L’incipit della splendida title track stavolta non ci scompone: sappiamo cosa aspettarci dagli ucraini (che, nel frattempo, da sestetto sono diventati quartetto e, di questi 4, ben due sono new entry). Il dolce intro di pianoforte e sax, dopo 3’ e mezzo, lascia sfogo ad un’accelerazione black devastante. Il prosieguo è quel mélange di sfuriate black, screaming old-style, sottofondo di tastiere mai invadenti, decelerazioni repentine accompagnate da pianoforti, inserti di sax (a volte dissonanti e a tratti melliflui), arpeggi elettrificati…and many more!
Insomma,
tutto l’ambaradàn che avevamo conosciuto con il debut qui viene riproposto, in
forma più equilibrata (vedasi la meravigliosa “Poisonous flowers of violence”)
ma anche più dilatata (3 brani su 7 sono sui 12’). Passando da un linguaggio
comunque black, per quanto atmosferico e sperimentale, a uno di stampo più
extreme in senso lato. A prodigiuos collision of intoxicating black metal
ferocity and late-night atmospheric jazz: questa è la frase con la quale viene
pubblicizzato il disco e tutto sommato, nonostante queste frasi promozionali
auto-incensanti non ci piacciano, non si discosta tanto dalla realtà…
Se proprio dobbiamo trovare un
difetto, allora lo individuiamo in qualche autoindulgenza di troppo, la sensazione
che la band voglia sottolineare a tutti i costi quanto siano innovativi,
originali e quanto la parte jazzata del loro sound sia “importante”. Vedasi “No
cure for pain” che (ab)usa dell’espediente intro soffuso/sparata blackish, la strumentale “Shelter” (un titolo, un
programma) o la ruffiana “Surfaces and depths”, una finissima jazz/blues/metal
song per sola voce femminile.
Per carità, il songwriting rimane
comunque di alta qualità, l’ascolto è più che piacevole, a tratti esaltante, le
canzoni reggono il precario equilibrio dei vari “pezzi” miscelati assieme. Ma,
personalmente, preferivo qualcosa di più stringato (si passa dai 40’ di FR ai
67’ di questo LEF), di più essenziale; come se ci fosse qualcosa di artefatto,
meno spontaneo rispetto al prodigioso debut.

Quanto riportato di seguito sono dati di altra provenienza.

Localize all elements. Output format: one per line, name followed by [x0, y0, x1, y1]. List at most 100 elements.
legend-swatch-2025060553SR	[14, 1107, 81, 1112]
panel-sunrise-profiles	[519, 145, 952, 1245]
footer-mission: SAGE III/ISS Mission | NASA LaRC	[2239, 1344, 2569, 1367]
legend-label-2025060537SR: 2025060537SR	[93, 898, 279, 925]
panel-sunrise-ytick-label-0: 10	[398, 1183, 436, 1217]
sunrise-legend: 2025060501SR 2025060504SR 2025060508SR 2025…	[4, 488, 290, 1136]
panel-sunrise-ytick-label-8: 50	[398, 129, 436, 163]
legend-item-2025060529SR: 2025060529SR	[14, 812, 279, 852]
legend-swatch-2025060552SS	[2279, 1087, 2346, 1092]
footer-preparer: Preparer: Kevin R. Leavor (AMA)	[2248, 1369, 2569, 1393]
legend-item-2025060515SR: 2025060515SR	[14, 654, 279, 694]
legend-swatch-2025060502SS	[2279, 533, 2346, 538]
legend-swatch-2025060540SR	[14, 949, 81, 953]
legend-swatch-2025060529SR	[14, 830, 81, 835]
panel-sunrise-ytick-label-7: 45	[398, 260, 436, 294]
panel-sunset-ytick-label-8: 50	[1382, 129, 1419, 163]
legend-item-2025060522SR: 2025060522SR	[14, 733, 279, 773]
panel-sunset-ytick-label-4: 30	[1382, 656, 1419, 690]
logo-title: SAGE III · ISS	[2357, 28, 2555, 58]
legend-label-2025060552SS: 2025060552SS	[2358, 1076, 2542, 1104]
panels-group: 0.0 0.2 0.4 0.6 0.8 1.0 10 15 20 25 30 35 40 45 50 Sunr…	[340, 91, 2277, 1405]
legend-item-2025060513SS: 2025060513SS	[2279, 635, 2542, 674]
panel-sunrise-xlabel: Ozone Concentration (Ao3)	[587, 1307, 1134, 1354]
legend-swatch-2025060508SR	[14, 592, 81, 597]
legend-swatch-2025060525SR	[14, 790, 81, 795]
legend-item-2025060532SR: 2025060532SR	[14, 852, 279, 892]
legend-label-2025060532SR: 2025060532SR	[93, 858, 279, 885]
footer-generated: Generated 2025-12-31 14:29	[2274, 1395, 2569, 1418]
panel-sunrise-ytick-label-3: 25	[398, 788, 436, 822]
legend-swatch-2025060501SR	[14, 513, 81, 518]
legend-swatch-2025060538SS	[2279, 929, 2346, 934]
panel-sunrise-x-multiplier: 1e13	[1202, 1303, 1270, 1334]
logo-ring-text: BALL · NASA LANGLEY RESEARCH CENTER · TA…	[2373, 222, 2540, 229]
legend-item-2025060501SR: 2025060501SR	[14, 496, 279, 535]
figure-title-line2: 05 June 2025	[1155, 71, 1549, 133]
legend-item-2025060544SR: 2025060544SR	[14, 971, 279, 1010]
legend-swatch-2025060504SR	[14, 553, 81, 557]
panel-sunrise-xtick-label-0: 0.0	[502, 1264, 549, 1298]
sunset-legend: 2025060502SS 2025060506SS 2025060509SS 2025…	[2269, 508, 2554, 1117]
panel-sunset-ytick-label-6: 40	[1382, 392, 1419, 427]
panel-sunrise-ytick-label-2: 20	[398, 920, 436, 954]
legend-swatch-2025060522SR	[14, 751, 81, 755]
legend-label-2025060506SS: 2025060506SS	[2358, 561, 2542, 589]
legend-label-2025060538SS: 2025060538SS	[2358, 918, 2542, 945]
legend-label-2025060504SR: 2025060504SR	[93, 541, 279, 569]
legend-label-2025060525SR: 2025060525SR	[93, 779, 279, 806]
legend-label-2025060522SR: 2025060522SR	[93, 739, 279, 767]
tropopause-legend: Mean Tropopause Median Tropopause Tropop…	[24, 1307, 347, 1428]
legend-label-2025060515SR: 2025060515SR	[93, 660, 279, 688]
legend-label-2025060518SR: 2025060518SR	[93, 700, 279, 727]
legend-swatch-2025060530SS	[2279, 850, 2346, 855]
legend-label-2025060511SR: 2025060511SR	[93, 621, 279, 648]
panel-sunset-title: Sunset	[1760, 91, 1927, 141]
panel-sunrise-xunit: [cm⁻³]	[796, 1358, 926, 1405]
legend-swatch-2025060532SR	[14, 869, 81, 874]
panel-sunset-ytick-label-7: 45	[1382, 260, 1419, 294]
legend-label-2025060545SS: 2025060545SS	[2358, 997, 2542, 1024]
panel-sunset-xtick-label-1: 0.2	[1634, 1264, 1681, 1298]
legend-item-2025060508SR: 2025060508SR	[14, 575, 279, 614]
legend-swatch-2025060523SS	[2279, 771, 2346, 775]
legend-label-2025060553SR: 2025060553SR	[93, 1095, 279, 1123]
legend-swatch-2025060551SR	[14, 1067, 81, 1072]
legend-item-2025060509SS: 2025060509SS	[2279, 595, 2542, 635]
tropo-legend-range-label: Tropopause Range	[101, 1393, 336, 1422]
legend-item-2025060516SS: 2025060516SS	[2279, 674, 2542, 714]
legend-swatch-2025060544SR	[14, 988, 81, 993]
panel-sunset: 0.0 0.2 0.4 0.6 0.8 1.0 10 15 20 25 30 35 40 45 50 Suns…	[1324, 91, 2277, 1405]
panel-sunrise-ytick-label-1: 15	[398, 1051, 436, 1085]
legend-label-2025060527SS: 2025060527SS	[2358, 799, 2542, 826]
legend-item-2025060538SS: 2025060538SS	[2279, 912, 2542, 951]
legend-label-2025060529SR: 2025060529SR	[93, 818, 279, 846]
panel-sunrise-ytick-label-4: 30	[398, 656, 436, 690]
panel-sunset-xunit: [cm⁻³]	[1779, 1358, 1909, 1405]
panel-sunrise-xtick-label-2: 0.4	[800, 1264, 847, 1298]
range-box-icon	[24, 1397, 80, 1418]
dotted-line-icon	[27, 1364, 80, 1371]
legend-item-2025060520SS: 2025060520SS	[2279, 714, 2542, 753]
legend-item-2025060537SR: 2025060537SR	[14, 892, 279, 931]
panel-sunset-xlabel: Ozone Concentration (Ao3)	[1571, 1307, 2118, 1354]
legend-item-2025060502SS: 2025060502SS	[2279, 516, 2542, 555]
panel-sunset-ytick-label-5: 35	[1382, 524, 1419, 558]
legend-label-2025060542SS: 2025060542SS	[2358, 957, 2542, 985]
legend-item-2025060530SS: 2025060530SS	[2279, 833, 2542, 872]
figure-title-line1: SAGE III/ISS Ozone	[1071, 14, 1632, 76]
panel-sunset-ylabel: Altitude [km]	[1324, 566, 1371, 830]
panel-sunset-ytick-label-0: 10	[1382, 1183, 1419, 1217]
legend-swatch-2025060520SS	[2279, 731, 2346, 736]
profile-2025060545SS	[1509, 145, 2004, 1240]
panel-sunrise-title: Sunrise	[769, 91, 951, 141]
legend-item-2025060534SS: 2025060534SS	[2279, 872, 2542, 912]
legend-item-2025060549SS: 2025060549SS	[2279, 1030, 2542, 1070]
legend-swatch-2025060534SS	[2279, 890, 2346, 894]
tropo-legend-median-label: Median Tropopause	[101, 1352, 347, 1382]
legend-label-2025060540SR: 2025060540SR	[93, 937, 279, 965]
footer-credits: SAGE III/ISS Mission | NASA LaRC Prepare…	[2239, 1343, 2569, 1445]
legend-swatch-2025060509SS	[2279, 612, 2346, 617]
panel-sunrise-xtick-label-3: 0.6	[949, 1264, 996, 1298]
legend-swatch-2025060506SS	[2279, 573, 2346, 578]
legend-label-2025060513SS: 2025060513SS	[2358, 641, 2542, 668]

Ma sono considerazioni/sensazioni
che non inficiano il risultato finale.
Voto. 7,5
Insomma, per tutto quanto detto
sopra, non ci sembra esagerato affermare che, anche senza aspettare il fatidico
terzo album, i White Ward sono stati capaci di scrivere una nuova, originale,
pagina al Grande Libro del (Black) Metal!